Plagiarism—use of another's intellectual work without acknowledgement—is a serious offense. It is the policy of the CMS/W Faculty that students who plagiarize will receive an F in the subject, and that the instructor will forward the case to the Committee on Discipline. Full acknowledgement for all information obtained from sources outside the classroom must be clearly stated in all written work submitted. All ideas, arguments, and direct phrasings taken from someone else's work must be identified and properly footnoted. Quotations from other sources must be clearly marked as distinct from the student's own work. For further guidance on the proper forms of attribution, consult the style guides available in the Writing and Communication Center (E39-115) and the MIT Website on Plagiarism.

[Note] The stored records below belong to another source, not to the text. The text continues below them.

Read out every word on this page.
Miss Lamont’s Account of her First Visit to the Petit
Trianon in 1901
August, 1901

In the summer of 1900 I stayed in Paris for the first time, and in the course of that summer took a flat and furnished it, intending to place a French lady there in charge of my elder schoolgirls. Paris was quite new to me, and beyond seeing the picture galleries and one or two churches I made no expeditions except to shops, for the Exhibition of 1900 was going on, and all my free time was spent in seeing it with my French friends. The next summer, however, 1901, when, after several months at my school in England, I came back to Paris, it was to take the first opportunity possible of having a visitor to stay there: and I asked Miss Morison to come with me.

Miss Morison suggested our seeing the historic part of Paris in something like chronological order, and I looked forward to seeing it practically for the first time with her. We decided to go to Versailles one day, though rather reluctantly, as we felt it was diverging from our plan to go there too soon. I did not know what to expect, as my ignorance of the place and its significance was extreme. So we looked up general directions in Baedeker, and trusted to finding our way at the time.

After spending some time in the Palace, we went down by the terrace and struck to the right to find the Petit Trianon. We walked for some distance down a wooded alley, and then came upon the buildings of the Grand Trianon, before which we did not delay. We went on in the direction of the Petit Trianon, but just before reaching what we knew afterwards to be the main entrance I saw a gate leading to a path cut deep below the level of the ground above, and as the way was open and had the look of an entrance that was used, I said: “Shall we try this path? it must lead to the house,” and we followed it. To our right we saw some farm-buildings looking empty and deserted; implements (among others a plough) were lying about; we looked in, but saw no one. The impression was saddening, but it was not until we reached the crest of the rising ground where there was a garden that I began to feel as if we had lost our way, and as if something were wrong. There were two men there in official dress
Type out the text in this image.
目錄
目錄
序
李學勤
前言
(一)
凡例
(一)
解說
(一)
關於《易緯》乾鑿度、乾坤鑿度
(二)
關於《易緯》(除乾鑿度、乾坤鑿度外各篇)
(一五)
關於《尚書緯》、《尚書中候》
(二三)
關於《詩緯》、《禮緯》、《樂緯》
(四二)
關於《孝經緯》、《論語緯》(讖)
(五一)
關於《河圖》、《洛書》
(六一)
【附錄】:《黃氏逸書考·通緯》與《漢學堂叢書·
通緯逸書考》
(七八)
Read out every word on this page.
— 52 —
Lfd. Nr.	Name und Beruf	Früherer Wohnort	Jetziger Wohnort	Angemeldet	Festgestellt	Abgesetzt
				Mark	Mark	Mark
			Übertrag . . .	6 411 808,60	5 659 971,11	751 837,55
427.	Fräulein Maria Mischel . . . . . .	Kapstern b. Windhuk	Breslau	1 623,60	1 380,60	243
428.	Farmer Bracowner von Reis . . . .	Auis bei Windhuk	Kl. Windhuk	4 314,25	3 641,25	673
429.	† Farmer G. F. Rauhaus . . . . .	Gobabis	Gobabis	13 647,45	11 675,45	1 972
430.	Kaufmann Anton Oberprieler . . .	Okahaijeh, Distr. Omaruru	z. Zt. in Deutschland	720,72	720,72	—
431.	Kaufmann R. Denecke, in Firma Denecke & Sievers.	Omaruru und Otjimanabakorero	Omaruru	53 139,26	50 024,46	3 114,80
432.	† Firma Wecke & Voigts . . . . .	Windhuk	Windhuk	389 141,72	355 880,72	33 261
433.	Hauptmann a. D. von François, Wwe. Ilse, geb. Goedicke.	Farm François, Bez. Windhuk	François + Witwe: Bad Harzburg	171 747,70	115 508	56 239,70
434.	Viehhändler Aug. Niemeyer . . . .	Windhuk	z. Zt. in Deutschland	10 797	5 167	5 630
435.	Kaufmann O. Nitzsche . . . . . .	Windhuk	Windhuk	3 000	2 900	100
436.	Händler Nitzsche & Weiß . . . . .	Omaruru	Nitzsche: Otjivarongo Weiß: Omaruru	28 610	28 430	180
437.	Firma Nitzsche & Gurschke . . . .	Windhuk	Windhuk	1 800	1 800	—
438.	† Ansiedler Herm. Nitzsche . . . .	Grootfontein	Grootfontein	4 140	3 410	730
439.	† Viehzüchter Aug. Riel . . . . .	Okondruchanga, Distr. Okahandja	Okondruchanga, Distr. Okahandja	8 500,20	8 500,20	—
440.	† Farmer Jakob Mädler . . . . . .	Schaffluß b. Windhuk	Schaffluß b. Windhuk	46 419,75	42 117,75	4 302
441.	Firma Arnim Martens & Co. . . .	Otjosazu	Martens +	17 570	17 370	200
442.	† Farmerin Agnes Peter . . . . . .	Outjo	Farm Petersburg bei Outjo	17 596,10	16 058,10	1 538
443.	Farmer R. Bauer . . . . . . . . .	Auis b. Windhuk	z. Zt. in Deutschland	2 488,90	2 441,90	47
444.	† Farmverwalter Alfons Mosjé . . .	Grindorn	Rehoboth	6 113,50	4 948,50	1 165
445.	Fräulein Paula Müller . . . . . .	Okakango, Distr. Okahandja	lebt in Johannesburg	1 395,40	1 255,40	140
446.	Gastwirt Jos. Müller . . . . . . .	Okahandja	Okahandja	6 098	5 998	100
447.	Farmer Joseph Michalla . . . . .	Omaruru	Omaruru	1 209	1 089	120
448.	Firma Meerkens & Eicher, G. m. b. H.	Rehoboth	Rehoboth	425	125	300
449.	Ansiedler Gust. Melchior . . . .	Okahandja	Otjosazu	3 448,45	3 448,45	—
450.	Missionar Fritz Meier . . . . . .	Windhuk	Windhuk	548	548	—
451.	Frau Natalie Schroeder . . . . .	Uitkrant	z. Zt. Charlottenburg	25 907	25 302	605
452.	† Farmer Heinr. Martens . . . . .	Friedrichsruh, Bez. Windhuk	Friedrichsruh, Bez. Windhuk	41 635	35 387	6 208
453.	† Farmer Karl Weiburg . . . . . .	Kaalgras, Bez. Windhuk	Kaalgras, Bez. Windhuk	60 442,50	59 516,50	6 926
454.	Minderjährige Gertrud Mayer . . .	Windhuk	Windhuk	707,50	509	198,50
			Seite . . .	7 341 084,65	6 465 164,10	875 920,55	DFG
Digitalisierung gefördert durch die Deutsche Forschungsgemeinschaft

I used an experimental/conceptual writing technique called appropriation when I directly ripped off the previous paragraph from another source and included it in this page, without quotation marks around it and without telling you where it came from, as if it were my own writing. For some reason it is considered perfectly ethical to do this on a syllabus at MIT. Be mindful that syllabus-writing and certain other writing practices, appropriate in a contemporary poetry context, may not be appropriate for scholarly writing and may not embody academic integrity in a traditional sense. As we will discuss this semester, this does not mean that poets should operate without ethics or integrity. We won’t ignore the academic concept of plagiarism in this class; we will understand how appropriating text and, in certain cases, not explicitly stating one’s sources, is a method of poetic composition that can have a point to it in particular circumstances.

The Writing and Communication Center offers free one-on-one professional advice from communication experts with advanced degrees and publishing experience. The WCC can help you further develop your oral communication skills and learn about all types of academic and professional writing. You can learn more about the WCC consultations at http://cmsw.mit.edu/writing-and-communication-center and register with the online scheduler to make appointments through https://mit.mywconline.com. Please note that appointments at the WCC tend to fill up quickly.

Information Systems & Technology (IS&T). As an enrolled MIT student you can access a variety of proprietary software at no cost, and, given my advocacy, use, and production of free software, I’ll discourage you from using such — use free/libre/open source software instead! IS&T also loans laptops to students: https://ist.mit.edu/loaner-equipment. If you have any technical questions about hardware, software, or anything IT-related, you can contact IS&T 24 hours a day, 7 days a week at: https://ist.mit.edu/help.

Laptop/Device Best Practices. You should have your computers/tablets/phones at the ready for when we (as a class) come up with a question that can be answered using cybernetic enhancement. We augment our intellect in various ways during our class sessions, using networked computation, using books, looking at a screen, listening to recordings, and so on. For the most part, we will be augmenting our intellect by discussing topics with each other, doing, sharing writing exercises (usually undertaken on paper), and otherwise attending to the people in the classroom community. This requires close attention to me and your fellow students, so keep your digital devices closed/face down until we determine that one or more of us will consult a resource. I may ask that we write together using a shared text editor; I'll provide some advance warning if this is planned.